Golpe a la minería ilegal y la deforestación

El despliegue principal tuvo lugar en el corazón del Parque Nacional Natural Farallones de Cali, una de las áreas protegidas más biodiversas y vitales del país.

Febrero 23 del 2026

En una contundente ofensiva contra los delitos ecológicos, el Grupo de Policía Ambiental y los Recursos Naturales logró la captura de 10 personas y la incautación de material altamente nocivo en diversos puntos estratégicos de la región. Los operativos, diseñados para frenar la explotación ilícita de yacimientos mineros y la deforestación indiscriminada, ponen de relieve la crítica situación que enfrentan las reservas naturales del Valle del Cauca ante la presión de economías criminales.

El despliegue principal tuvo lugar en el corazón del Parque Nacional Natural Farallones de Cali, una de las áreas protegidas más biodiversas y vitales del país. En este sector, las autoridades capturaron a un individuo implicado en minería ilegal, a quien se le incautó un revólver con 12 cartuchos. Lo más alarmante para los peritos ambientales fue el hallazgo de aproximadamente 250.000 gramos de mercurio, un agente químico devastador que, al ser vertido en las fuentes hídricas, genera daños irreversibles en la salud humana y los ecosistemas acuáticos.

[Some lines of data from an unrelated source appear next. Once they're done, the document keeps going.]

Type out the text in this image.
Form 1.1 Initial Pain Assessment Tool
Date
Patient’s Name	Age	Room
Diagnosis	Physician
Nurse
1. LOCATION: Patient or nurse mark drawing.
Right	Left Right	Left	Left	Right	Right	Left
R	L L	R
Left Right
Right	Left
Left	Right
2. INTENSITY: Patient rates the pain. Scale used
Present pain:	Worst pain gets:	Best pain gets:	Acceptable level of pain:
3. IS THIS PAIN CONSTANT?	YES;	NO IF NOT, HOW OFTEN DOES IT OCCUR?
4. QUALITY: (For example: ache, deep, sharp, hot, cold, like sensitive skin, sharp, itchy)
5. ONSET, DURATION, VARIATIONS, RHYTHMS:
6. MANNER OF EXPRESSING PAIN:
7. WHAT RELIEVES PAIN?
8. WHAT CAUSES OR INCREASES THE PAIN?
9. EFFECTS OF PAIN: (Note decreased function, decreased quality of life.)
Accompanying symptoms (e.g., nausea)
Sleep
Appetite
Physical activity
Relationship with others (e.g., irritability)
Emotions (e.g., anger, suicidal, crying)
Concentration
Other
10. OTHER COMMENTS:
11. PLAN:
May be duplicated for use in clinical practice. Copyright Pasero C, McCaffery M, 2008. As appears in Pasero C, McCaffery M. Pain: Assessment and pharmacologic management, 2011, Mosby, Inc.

Simultáneamente, la intervención policial se extendió a las Comunas 14 y 15 de la capital vallecaucana, donde fueron detenidas nueve personas vinculadas al aprovechamiento ilícito de recursos naturales. Durante estas diligencias, la Policía decomisó herramientas de tala, 24 metros cúbicos de madera y más de 3.500 kilogramos de carbón vegetal. Estos elementos son el resultado directo de la tala rasa de bosques regionales, una práctica que acelera la pérdida de biodiversidad y degrada los suelos de la periferia urbana.

Tanto los detenidos como el material probatorio —incluyendo el cargamento de mercurio y los productos madereros— fueron trasladados y puestos a disposición de la Fiscalía General de la Nación. Los capturados deberán responder por delitos ambientales que afectan el patrimonio natural de la nación, mientras las autoridades mantienen la alerta en los Farallones para evitar el retorno de estas actividades extractivas.